Wall Street Speaks: Fix Washington!
In a slow motion repeat of the famous five minutes of two weeks earlier (May 6, 2010), the markets on May 20, 2010 sent a resounding message to Washington in the final hour of trading. “There’s a problem that needs fixing,” said the markets, “but it resides in Washington (and Europe and in government in general).”
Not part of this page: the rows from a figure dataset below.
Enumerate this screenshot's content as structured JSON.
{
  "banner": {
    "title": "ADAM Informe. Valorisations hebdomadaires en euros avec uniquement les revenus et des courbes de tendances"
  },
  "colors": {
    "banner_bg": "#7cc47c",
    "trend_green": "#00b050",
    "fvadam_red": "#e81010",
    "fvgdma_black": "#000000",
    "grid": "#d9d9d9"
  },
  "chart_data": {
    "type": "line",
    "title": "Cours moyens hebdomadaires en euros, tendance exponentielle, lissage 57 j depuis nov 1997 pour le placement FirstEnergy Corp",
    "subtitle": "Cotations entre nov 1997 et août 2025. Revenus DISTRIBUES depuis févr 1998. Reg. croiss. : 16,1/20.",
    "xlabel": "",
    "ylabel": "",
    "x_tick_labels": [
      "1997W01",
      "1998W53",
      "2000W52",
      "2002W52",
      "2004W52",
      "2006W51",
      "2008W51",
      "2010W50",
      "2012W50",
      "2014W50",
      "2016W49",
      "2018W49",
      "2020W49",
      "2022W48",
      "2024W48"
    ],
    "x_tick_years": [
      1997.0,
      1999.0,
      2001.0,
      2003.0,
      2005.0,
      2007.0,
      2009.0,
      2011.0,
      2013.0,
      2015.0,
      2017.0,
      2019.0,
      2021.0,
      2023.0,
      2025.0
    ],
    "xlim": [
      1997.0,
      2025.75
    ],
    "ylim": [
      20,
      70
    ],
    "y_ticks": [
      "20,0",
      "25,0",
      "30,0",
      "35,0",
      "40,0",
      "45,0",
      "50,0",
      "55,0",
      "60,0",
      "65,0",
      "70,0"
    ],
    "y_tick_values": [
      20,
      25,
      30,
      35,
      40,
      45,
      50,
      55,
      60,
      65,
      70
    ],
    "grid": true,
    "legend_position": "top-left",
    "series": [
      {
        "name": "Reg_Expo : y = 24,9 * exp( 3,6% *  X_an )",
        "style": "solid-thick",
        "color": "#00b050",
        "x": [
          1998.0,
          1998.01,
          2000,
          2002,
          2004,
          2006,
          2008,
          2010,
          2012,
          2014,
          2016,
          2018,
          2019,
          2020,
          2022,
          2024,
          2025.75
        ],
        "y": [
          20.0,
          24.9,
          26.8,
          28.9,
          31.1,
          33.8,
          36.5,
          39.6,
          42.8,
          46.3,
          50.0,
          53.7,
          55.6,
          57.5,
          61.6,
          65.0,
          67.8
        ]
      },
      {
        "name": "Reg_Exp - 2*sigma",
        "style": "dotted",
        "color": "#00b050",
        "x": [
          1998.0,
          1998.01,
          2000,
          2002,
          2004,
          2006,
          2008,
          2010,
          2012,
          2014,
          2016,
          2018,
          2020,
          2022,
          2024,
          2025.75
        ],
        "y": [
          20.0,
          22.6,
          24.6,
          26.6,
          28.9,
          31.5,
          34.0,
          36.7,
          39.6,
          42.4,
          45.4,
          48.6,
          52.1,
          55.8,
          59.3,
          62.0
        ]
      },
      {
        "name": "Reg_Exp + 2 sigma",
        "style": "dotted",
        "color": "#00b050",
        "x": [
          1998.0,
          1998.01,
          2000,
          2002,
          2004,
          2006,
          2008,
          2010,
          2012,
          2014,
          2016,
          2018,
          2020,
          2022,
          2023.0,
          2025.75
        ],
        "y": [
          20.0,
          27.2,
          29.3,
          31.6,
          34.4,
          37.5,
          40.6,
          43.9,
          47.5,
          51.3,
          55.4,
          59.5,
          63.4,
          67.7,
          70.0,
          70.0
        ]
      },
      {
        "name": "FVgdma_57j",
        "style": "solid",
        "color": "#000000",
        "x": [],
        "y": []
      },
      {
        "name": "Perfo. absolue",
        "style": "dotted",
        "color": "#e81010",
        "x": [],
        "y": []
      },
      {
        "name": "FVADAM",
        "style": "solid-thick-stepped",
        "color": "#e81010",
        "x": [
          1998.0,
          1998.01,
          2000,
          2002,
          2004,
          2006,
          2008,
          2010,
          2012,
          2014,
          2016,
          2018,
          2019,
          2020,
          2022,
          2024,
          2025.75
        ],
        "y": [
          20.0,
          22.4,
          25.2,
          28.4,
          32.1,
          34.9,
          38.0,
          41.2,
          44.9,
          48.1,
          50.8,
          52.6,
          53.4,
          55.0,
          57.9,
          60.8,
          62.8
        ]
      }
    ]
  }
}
With bad news from Europe and a surprisingly bad employment report in the morning, the market opened down. Things got progressively worse. After bottoming out at 1:00pm, the market started to reverse itself. At 2:31pm, the Senate began voting on a cloture motion regarding the financial reform filibuster. Dramatically gaining roughly 200 points from its low, the Dow reached its high point at 2:53pm. At the same time, the first reports announcing the Senate broke the filibuster started crossing the wires. At 2:54pm the market took a tail spin. It never recovered and ended the day at its lows, losing almost 4%.
Coincidence or causal?
Teirnan Ray thinks the Senate’s actions may have been the tipping point for an already tipsy market. “…the announcement around 3 pm that the Senate voted to put a limit on debate of financial reform legislation, leading the way to a full Senate vote on a bill by as soon as this evening, pushed the indices into the final capitulation,” wrote Ray (“Stocks Mauled as Bears Take Charge: Dow Plunges 376 Points,” Barrons.com, May 20, 2010).
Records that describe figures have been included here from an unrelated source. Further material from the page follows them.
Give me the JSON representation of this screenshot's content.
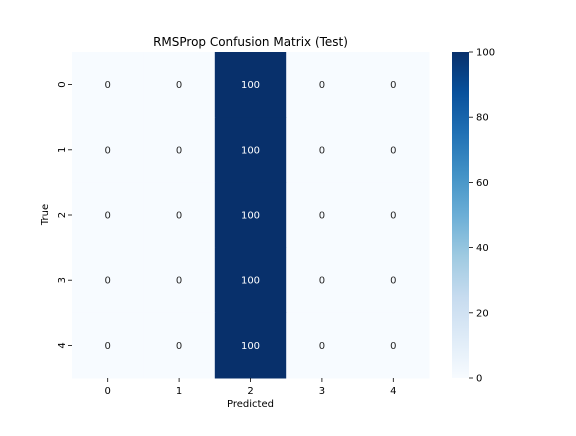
{
  "chart_data": {
    "type": "heatmap",
    "title": "RMSProp Confusion Matrix (Test)",
    "xlabel": "Predicted",
    "ylabel": "True",
    "x_categories": [
      "0",
      "1",
      "2",
      "3",
      "4"
    ],
    "y_categories": [
      "0",
      "1",
      "2",
      "3",
      "4"
    ],
    "values": [
      [
        0,
        0,
        100,
        0,
        0
      ],
      [
        0,
        0,
        100,
        0,
        0
      ],
      [
        0,
        0,
        100,
        0,
        0
      ],
      [
        0,
        0,
        100,
        0,
        0
      ],
      [
        0,
        0,
        100,
        0,
        0
      ]
    ],
    "colorbar": {
      "min": 0,
      "max": 100,
      "ticks": [
        0,
        20,
        40,
        60,
        80,
        100
      ],
      "colormap": "Blues",
      "low_color": "#f7fbff",
      "high_color": "#08306b"
    },
    "annotations": true,
    "grid": false
  }
}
Last month the New York Post reported “Congress is poised to rip the heart out of New York’s economy – i.e., Wall Street… Draconian regulation and confiscatory taxation are in the works. That’s very good news for London and Hong Kong…” (“Where’s Chuck?” New York Post, April 14, 2010). Speaking to FiduciaryNews.com, Ary Rosenbaum, Managing Partner at The Rosenbaum Law Firm P.C. believes “The immediate drop after the cloture vote is Wall Street’s reaction to the financial reform bill. While Wall Street factored in some financial reform, the cloture vote woke Wall Street up to the fact reform was reality.”
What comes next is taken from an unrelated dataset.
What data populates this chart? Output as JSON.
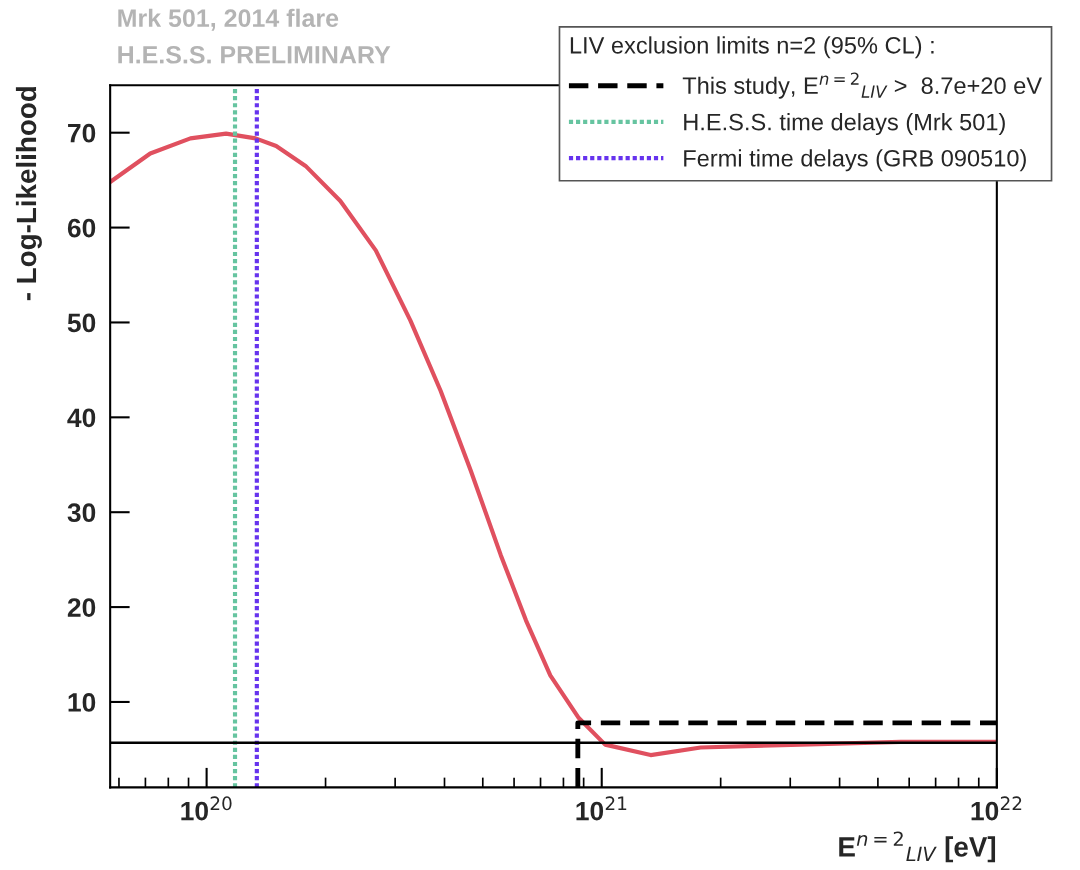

Charles Payne, the morning after the Senate passed its bill, explains the possible reason for Wall Street’s backlash when he concludes his stinging article with, “The real problems in America are reflected in the ever-growing Problem Bank list compiled by the FDIC. In the second quarter of 2006, there were 50 problem banks with assets of 45.5 billion, and now there are no less than 775 with assets of $431.0 billion. With housing teetering again and jobs still elusive, it is unlikely banks are going to step up lending. Add in some of the measures in the Financial Regulation bill, and capital isn’t going to get to Main Street and a lot more banks will go out of business. (“New Financial Regulation Greeted With Market Meltdown,” Seeking Alpha, May 21, 2010).
Washington has not been kind to Wall Street these last few weeks. While the passage of Health Care Reform muted the market’s momentum in late March, the Goldman Sachs hearings proved the turning point. Paul G Escobar, Managing Director, Retirement Planning, US Wealth Management, told FiduciaryNews.com, “most legislators have very little real understanding of finance or trading – you could see that blatantly with the Goldman Sachs hearings.” Stocks have been heading down since then, most recently fueled by the growing Grecian crisis. But even the one day drop on May 6th proved temporary – until the market again tested the lows following the passage of Financial Reform.
One wonders when, instead of ratcheting up its war with Wall Street, Washington will start listening to investors. After all, it’s the folks on Main Street who just lost 10% of their retirement savings in less than a month. You can’t blame Wall Street for that.